At this point the breadth of the lake is very inconsiderable; but having passed these straights a turn of the rock discovers another ample sea, whence we discerned the lofty hills of Uri on our right; and to the west a considerable portion of the refluent lake that washed the rocks of Underwalden.

On the left, beneath the inaccessible and encircling craggs of the Rigi, is situated the independent state of Gersau, where we dis

embarked.

• This Republic comprehending its regency, single, double, and triple councils, treasurer, grand sautier, secretaries, judges, ministers, officers, naval and military force, and the governed of all descriptions, contains from nine hundred to a thousand souls. Cavalry makes no part of the strength of this territory, since the lofty ramparts of rock, by which it is divided from the main land, are inaccessible to horses. It possesses, however, a numerous fleet of boats, which rode at anchor before the port, and prevented for some time the entrance of our vessel. Having on our landing sauntered to one part of the state to take a survey of its edifices, our ears were assailed by a tumultuous noise, which proceeded from the tuneful throats of a multitude assembled in the church at the other end of the republic, celebrating the praises of Saints Zeno and Bridget.

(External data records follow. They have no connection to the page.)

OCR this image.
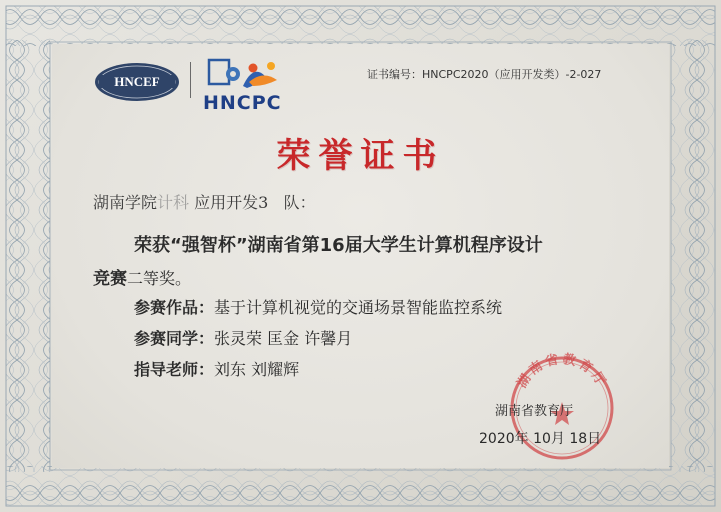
HNCEF
HNCPC
证书编号：HNCPC2020（应用开发类）-2-027
荣誉证书
湖南学院计科 应用开发3 队：
荣获“强智杯”湖南省第16届大学生计算机程序设计
竞赛二等奖。
参赛作品：基于计算机视觉的交通场景智能监控系统
参赛同学：张灵荣 匡金 许馨月
指导老师：刘东 刘耀辉	湖南省教育厅
湖南省教育厅
2020年 10月 18日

• The chief import of this republic is raw silk, which is manufactured for Basil and Zurich; its exports are principally fruit and fish, in the capture of which the fleet is employed which we saw moored in the harbour.

Gersau allied itself to the Democratic Cantons in the beginning of the fourteenth century, and adopted their form of government. The history of the wars and treaties, domestic and foreign, of this small republic, though it make no considerable figure in the history of the world, fills many a page in the records of the Lake of the four Cantons.

The earliest warlike atchievement of Gersau appears to have been directed against Lucerne. Discontented with a decision given by the Canton of Zug, as arbitrator, in favour of the Lucernois, the Gersovians, like Homer's heroes, began hostilities by stealing the cattle of their neighbours of Wigis,

" When from their fury fled the trembling swains,
And theirs was all the plunder of the plains;
Fifty white flocks, full fifty herds of swine,
As many goats, as many lowing kine."

POPE'S ILIAD, Book xi.

Reprisals were made, and the contest might perhaps have been as bloody as that of the Pylian Sage with the Epian powers, had not the allied Cantons interfered, and imposed a heavy retribution on the Gersovians.